Any secret tagged with dagster will be included in the environment. MY_API_TOKEN and MY_PASSWORD will also be included in the environment.

Using S3 for IO Management#

To enable parallel computation (e.g., with the multiprocessing or Dagster celery executors), you will need to configure persistent IO Managers -- for instance, using an S3 bucket to store data passed between ops.

You'll first need to need to use s3_pickle_io_manager as your IO Manager or customize your own persistent io managers (see example).

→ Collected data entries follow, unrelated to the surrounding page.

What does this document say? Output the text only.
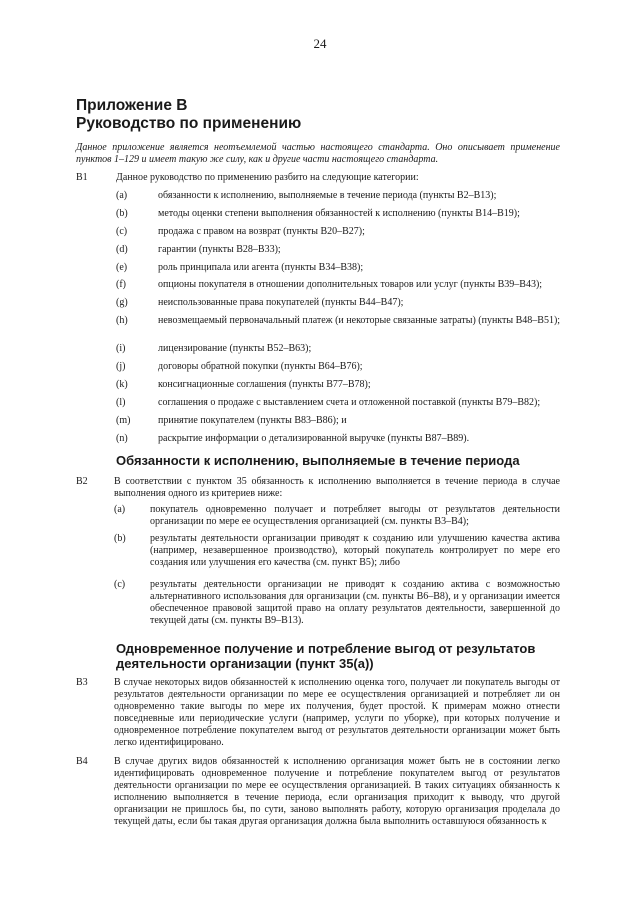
24
Приложение B
Руководство по применению
Данное приложение является неотъемлемой частью настоящего стандарта. Оно описывает применение пунктов 1–129 и имеет такую же силу, как и другие части настоящего стандарта.
B1	Данное руководство по применению разбито на следующие категории:
(a)	обязанности к исполнению, выполняемые в течение периода (пункты B2–B13);
(b)	методы оценки степени выполнения обязанностей к исполнению (пункты B14–B19);
(c)	продажа с правом на возврат (пункты B20–B27);
(d)	гарантии (пункты B28–B33);
(e)	роль принципала или агента (пункты B34–B38);
(f)	опционы покупателя в отношении дополнительных товаров или услуг (пункты B39–B43);
(g)	неиспользованные права покупателей (пункты B44–B47);
(h)	невозмещаемый первоначальный платеж (и некоторые связанные затраты) (пункты B48–B51);
(i)	лицензирование (пункты B52–B63);
(j)	договоры обратной покупки (пункты B64–B76);
(k)	консигнационные соглашения (пункты B77–B78);
(l)	соглашения о продаже с выставлением счета и отложенной поставкой (пункты B79–B82);
(m)	принятие покупателем (пункты B83–B86); и
(n)	раскрытие информации о детализированной выручке (пункты B87–B89).
Обязанности к исполнению, выполняемые в течение периода
B2	В соответствии с пунктом 35 обязанность к исполнению выполняется в течение периода в случае выполнения одного из критериев ниже:
(a) покупатель одновременно получает и потребляет выгоды от результатов деятельности организации по мере ее осуществления организацией (см. пункты B3–B4);
(b) результаты деятельности организации приводят к созданию или улучшению качества актива (например, незавершенное производство), который покупатель контролирует по мере его создания или улучшения его качества (см. пункт B5); либо
(c) результаты деятельности организации не приводят к созданию актива с возможностью альтернативного использования для организации (см. пункты B6–B8), и у организации имеется обеспеченное правовой защитой право на оплату результатов деятельности, завершенной до текущей даты (см. пункты B9–B13).
Одновременное получение и потребление выгод от результатов деятельности организации (пункт 35(a))
B3	В случае некоторых видов обязанностей к исполнению оценка того, получает ли покупатель выгоды от результатов деятельности организации по мере ее осуществления организацией и потребляет ли он одновременно такие выгоды по мере их получения, будет простой. К примерам можно отнести повседневные или периодические услуги (например, услуги по уборке), при которых получение и одновременное потребление покупателем выгод от результатов деятельности организации может быть легко идентифицировано.
B4	В случае других видов обязанностей к исполнению организация может быть не в состоянии легко идентифицировать одновременное получение и потребление покупателем выгод от результатов деятельности организации по мере ее осуществления организацией. В таких ситуациях обязанность к исполнению выполняется в течение периода, если организация приходит к выводу, что другой организации не пришлось бы, по сути, заново выполнять работу, которую организация проделала до текущей даты, если бы такая другая организация должна была выполнить оставшуюся обязанность к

from dagster_aws.s3.io_manager import s3_pickle_io_manager
from dagster_aws.s3.resources import s3_resource

from dagster import Int, Out, job, op


@op(out=Out(Int))
def my_op():
    return 1


@job(
    resource_defs={
        "io_manager": s3_pickle_io_manager,
        "s3": s3_resource,
    }
)
def my_job():
    my_op()

Then, add the following YAML block in your job's config:

resources:
  io_manager:
    config:
      s3_bucket: my-cool-bucket
      s3_prefix: good/prefix-for-files-

The resource uses boto under the hood, so if you are accessing your private buckets, you will need to provide the AWS_ACCESS_KEY_ID and AWS_SECRET_ACCESS_KEY environment variables or follow one of the other boto authentication methods.

With this in place, your job runs will store data passed between ops on S3 in the location s3://<bucket>/dagster/storage/<job run id>/<op name>.compute.